Riscaldamento globale: instabile anche il più antico dei ghiacciai artici
L’anno che si è appena concluso sarà ricordato anche per un altro inquietante primato, quello di essere stato uno degli anni più caldi, alla pari del 2016, dell’ultimo decennio (dal 2011).
A confermare il fenomeno del riscaldamento globale è il Copernicus Climate Change Service (C3S), il programma di osservazione della Terra dell’Unione europea. Mentre il Copernicus atmosphere monitoring service (Cams) ha registrato, nel 2020, concentrazioni record di anidride carbonica (CO2) nell’atmosfera (se alte sono responsabili del “global warming”).
La scoperta di alcuni ricercatori di Toronto
Il riscaldamento globale rischia di essere fatale per alcune aree del pianeta, per le popolazioni che ci vivono e la fauna locale. Come ad esempio lo stretto ghiacciato di Nares che separa la Groenlandia dal Canada, l’ultimo baluardo dei ghiacci artici che appare molto instabile.
La scoperta, pubblicata sulla rivista Nature Communications, si deve ai ricercatori coordinati dal fisico Kent Moore, dell’Università canadese di Toronto. La conferma arriva anche dai dati del satellite Sentinel 1 del programma europeo Copernicus, che mostrano un’instabilità dei ghiacci nell’area aumentata negli ultimi 20 anni.
“Siamo molto preoccupati”, rileva Moore. “Lo stretto di Nares è la più antica e più spessa distesa di ghiaccio della regione artica e fino a oggi è riuscita a sopravvivere anche alle estati più calde mai registrate”. Ma la ricerca sta dimostrando che quest’area sarebbe diventata molto vulnerabile a seguito dei cambiamenti climatici.
Gli archi di ghiaccio che fanno da diga
Sulla base dei dati provenienti dal satellite Sentinel 1 del programma Copernicus – gestito da Agenzia Spaziale Europea (Esa) e Commissione Europea – i ricercatori hanno esaminato la stabilità di strutture chiamate archi di ghiaccio che si formano stagionalmente all’estremità settentrionale e meridionale dello stretto di Nares.

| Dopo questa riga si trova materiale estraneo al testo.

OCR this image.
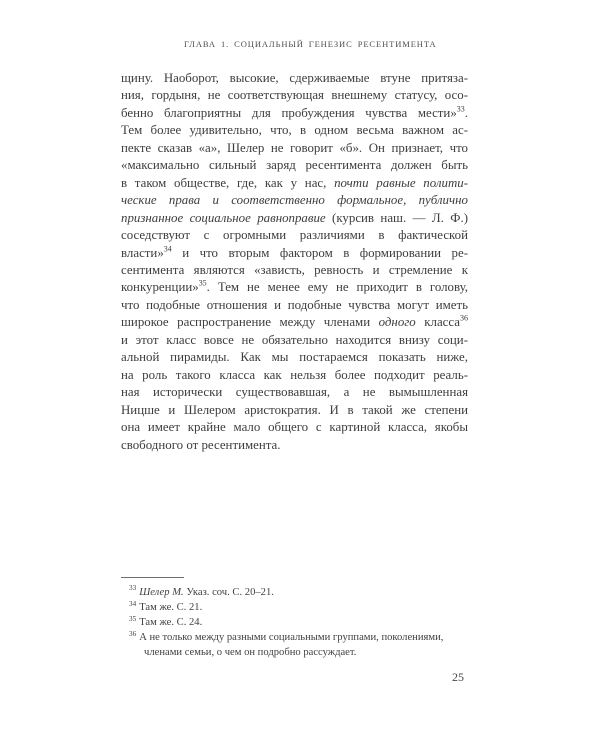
ГЛАВА 1. СОЦИАЛЬНЫЙ ГЕНЕЗИС РЕСЕНТИМЕНТА
щину. Наоборот, высокие, сдерживаемые втуне притяза-
ния, гордыня, не соответствующая внешнему статусу, осо-
бенно благоприятны для пробуждения чувства мести»$^{33}$.
Тем более удивительно, что, в одном весьма важном ас-
пекте сказав «а», Шелер не говорит «б». Он признает, что
«максимально сильный заряд ресентимента должен быть
в таком обществе, где, как у нас, почти равные полити-
ческие права и соответственно формальное, публично
признанное социальное равноправие (курсив наш. — Л. Ф.)
соседствуют с огромными различиями в фактической
власти»$^{34}$ и что вторым фактором в формировании ре-
сентимента являются «зависть, ревность и стремление к
конкуренции»$^{35}$. Тем не менее ему не приходит в голову,
что подобные отношения и подобные чувства могут иметь
широкое распространение между членами одного класса$^{36}$
и этот класс вовсе не обязательно находится внизу соци-
альной пирамиды. Как мы постараемся показать ниже,
на роль такого класса как нельзя более подходит реаль-
ная исторически существовавшая, а не вымышленная
Ницше и Шелером аристократия. И в такой же степени
она имеет крайне мало общего с картиной класса, якобы
свободного от ресентимента.
$^{33}$ Шелер М. Указ. соч. С. 20–21.
$^{34}$ Там же. С. 21.
$^{35}$ Там же. С. 24.
$^{36}$ А не только между разными социальными группами, поколениями,
членами семьи, о чем он подробно рассуждает.
25
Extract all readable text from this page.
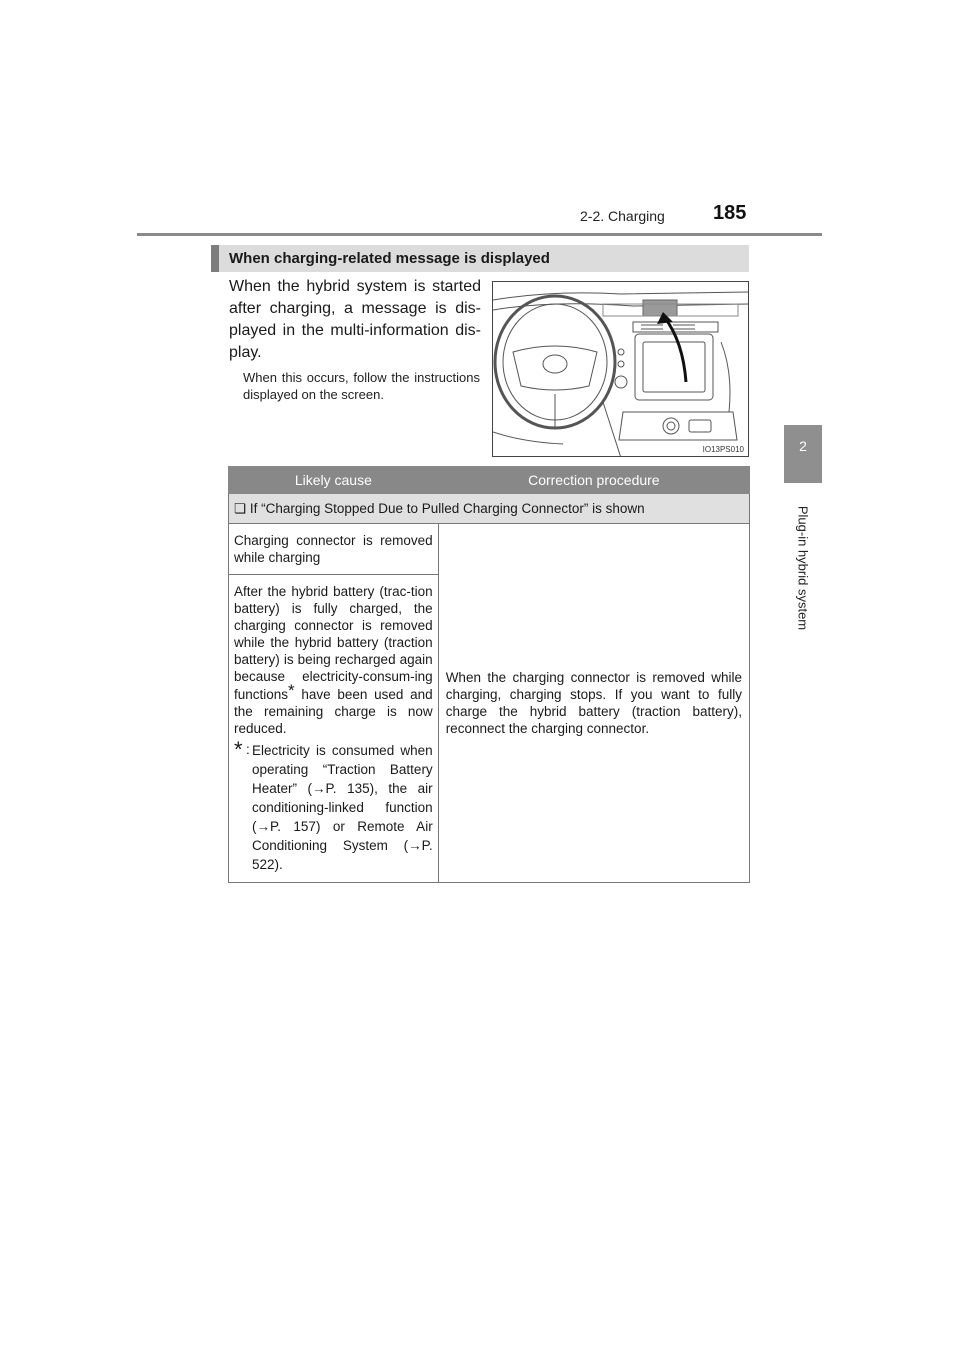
2-2. Charging 185
2
Plug-in hybrid system
When charging-related message is displayed
When the hybrid system is started after charging, a message is dis-played in the multi-information dis-play.
When this occurs, follow the instructions displayed on the screen.
IO13PS010
Likely cause	Correction procedure
❏ If “Charging Stopped Due to Pulled Charging Connector” is shown	
Charging connector is removed while charging	When the charging connector is removed while charging, charging stops. If you want to fully charge the hybrid battery (traction battery), reconnect the charging connector.

After the hybrid battery (trac-tion battery) is fully charged, the charging connector is removed while the hybrid battery (traction battery) is being recharged again because electricity-consum-ing functions* have been used and the remaining charge is now reduced.
* : Electricity is consumed when operating “Traction Battery Heater” (→P. 135), the air conditioning-linked function (→P. 157) or Remote Air Conditioning System (→P. 522).	
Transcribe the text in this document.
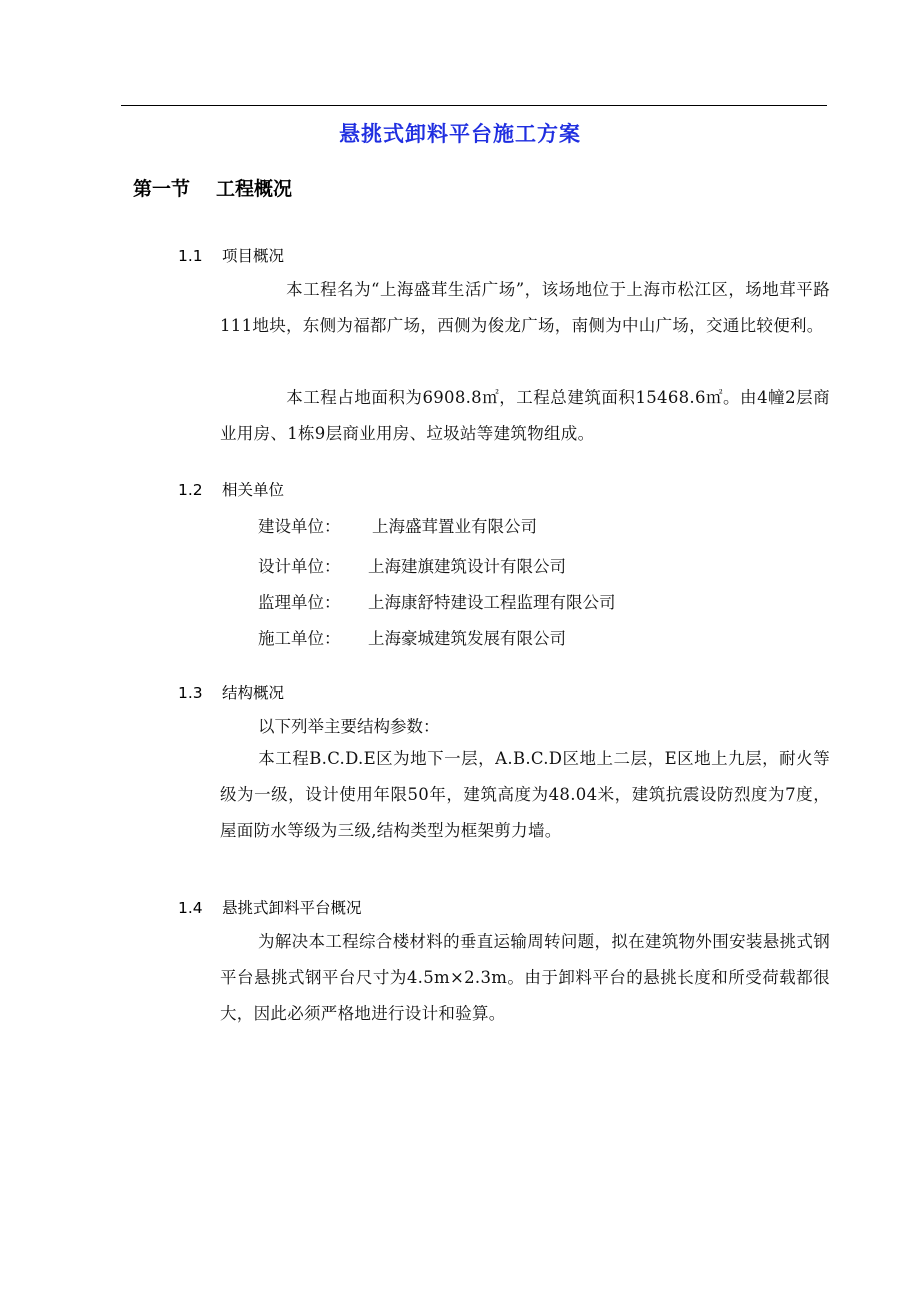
悬挑式卸料平台施工方案
第一节 工程概况
1.1 项目概况
本工程名为“上海盛茸生活广场”，该场地位于上海市松江区，场地茸平路111地块，东侧为福都广场，西侧为俊龙广场，南侧为中山广场，交通比较便利。
本工程占地面积为6908.8㎡，工程总建筑面积15468.6㎡。由4幢2层商业用房、1栋9层商业用房、垃圾站等建筑物组成。
1.2 相关单位
建设单位： 上海盛茸置业有限公司
设计单位： 上海建旗建筑设计有限公司
监理单位： 上海康舒特建设工程监理有限公司
施工单位： 上海豪城建筑发展有限公司
1.3 结构概况
以下列举主要结构参数：
本工程B.C.D.E区为地下一层，A.B.C.D区地上二层，E区地上九层，耐火等级为一级，设计使用年限50年，建筑高度为48.04米，建筑抗震设防烈度为7度，屋面防水等级为三级,结构类型为框架剪力墙。
1.4 悬挑式卸料平台概况
为解决本工程综合楼材料的垂直运输周转问题，拟在建筑物外围安装悬挑式钢平台悬挑式钢平台尺寸为4.5m×2.3m。由于卸料平台的悬挑长度和所受荷载都很大，因此必须严格地进行设计和验算。
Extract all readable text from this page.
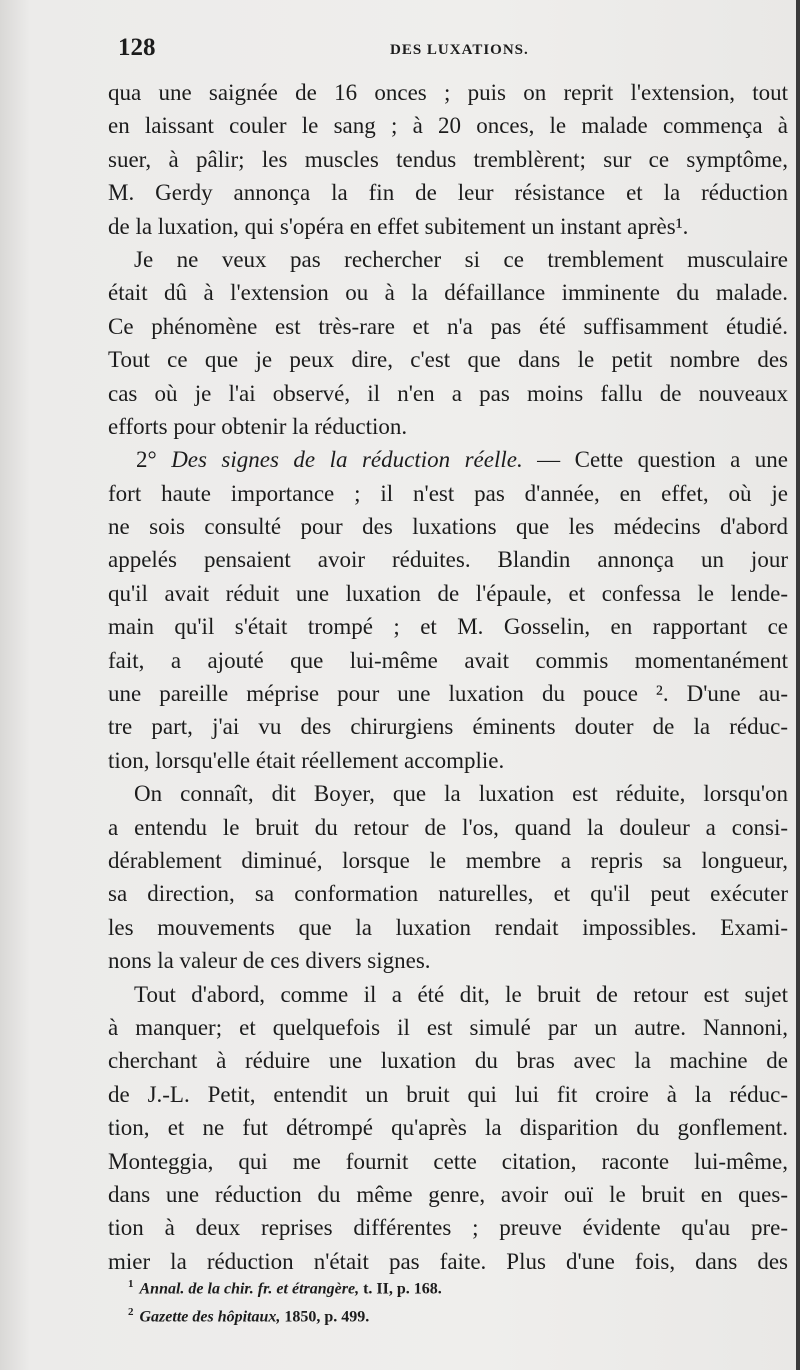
128	DES LUXATIONS.
qua une saignée de 16 onces ; puis on reprit l'extension, tout
en laissant couler le sang ; à 20 onces, le malade commença à
suer, à pâlir; les muscles tendus tremblèrent; sur ce symptôme,
M. Gerdy annonça la fin de leur résistance et la réduction
de la luxation, qui s'opéra en effet subitement un instant après¹.
Je ne veux pas rechercher si ce tremblement musculaire
était dû à l'extension ou à la défaillance imminente du malade.
Ce phénomène est très-rare et n'a pas été suffisamment étudié.
Tout ce que je peux dire, c'est que dans le petit nombre des
cas où je l'ai observé, il n'en a pas moins fallu de nouveaux
efforts pour obtenir la réduction.
2° Des signes de la réduction réelle. — Cette question a une
fort haute importance ; il n'est pas d'année, en effet, où je
ne sois consulté pour des luxations que les médecins d'abord
appelés pensaient avoir réduites. Blandin annonça un jour
qu'il avait réduit une luxation de l'épaule, et confessa le lende-
main qu'il s'était trompé ; et M. Gosselin, en rapportant ce
fait, a ajouté que lui-même avait commis momentanément
une pareille méprise pour une luxation du pouce ². D'une au-
tre part, j'ai vu des chirurgiens éminents douter de la réduc-
tion, lorsqu'elle était réellement accomplie.
On connaît, dit Boyer, que la luxation est réduite, lorsqu'on
a entendu le bruit du retour de l'os, quand la douleur a consi-
dérablement diminué, lorsque le membre a repris sa longueur,
sa direction, sa conformation naturelles, et qu'il peut exécuter
les mouvements que la luxation rendait impossibles. Exami-
nons la valeur de ces divers signes.
Tout d'abord, comme il a été dit, le bruit de retour est sujet
à manquer; et quelquefois il est simulé par un autre. Nannoni,
cherchant à réduire une luxation du bras avec la machine de
de J.-L. Petit, entendit un bruit qui lui fit croire à la réduc-
tion, et ne fut détrompé qu'après la disparition du gonflement.
Monteggia, qui me fournit cette citation, raconte lui-même,
dans une réduction du même genre, avoir ouï le bruit en ques-
tion à deux reprises différentes ; preuve évidente qu'au pre-
mier la réduction n'était pas faite. Plus d'une fois, dans des
$^1$ Annal. de la chir. fr. et étrangère, t. II, p. 168.
$^2$ Gazette des hôpitaux, 1850, p. 499.
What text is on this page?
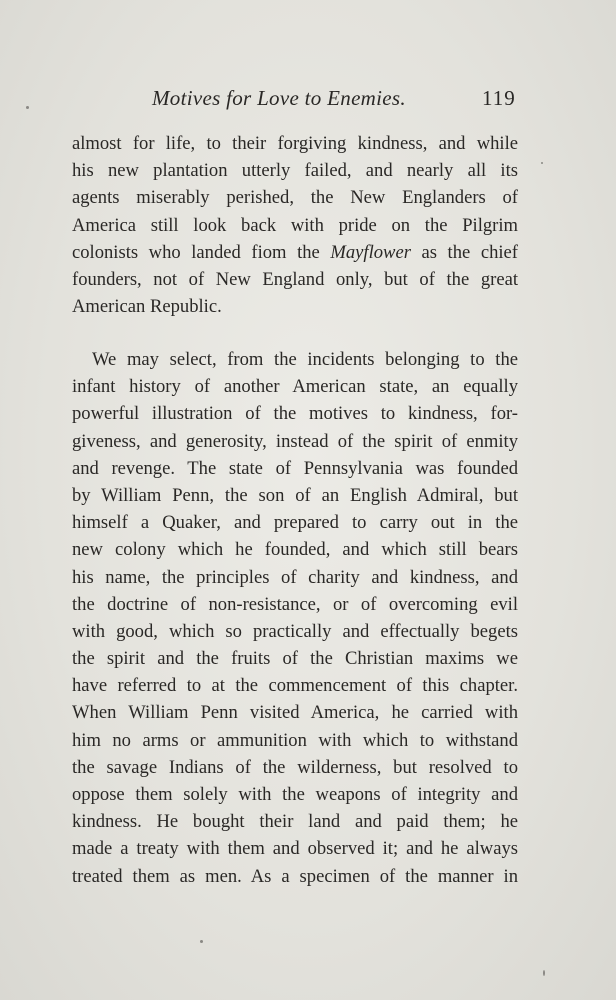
Motives for Love to Enemies.	119
almost for life, to their forgiving kindness, and while
his new plantation utterly failed, and nearly all its
agents miserably perished, the New Englanders of
America still look back with pride on the Pilgrim
colonists who landed fiom the Mayflower as the chief
founders, not of New England only, but of the great
American Republic.
We may select, from the incidents belonging to the
infant history of another American state, an equally
powerful illustration of the motives to kindness, for-
giveness, and generosity, instead of the spirit of enmity
and revenge. The state of Pennsylvania was founded
by William Penn, the son of an English Admiral, but
himself a Quaker, and prepared to carry out in the
new colony which he founded, and which still bears
his name, the principles of charity and kindness, and
the doctrine of non-resistance, or of overcoming evil
with good, which so practically and effectually begets
the spirit and the fruits of the Christian maxims we
have referred to at the commencement of this chapter.
When William Penn visited America, he carried with
him no arms or ammunition with which to withstand
the savage Indians of the wilderness, but resolved to
oppose them solely with the weapons of integrity and
kindness. He bought their land and paid them; he
made a treaty with them and observed it; and he always
treated them as men. As a specimen of the manner in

Queste strutture sono una protezione naturale che impedisce al ghiaccio marino di uscire dall’Oceano Artico e andare alla deriva verso sud. Ma negli ultimi 20 anni gli archi di ghiaccio sono diventati più sottili e ogni anno si rompono una settimana prima rispetto all’anno precedente, abitualmente durante la primavera. Questo potrebbe destabilizzare l’area più a nord definita Last Ice Area e le specie dipendenti dal ghiaccio, dagli orsi polari alle alghe ghiacciate che forniscono ossigeno e nutrienti all’ambiente.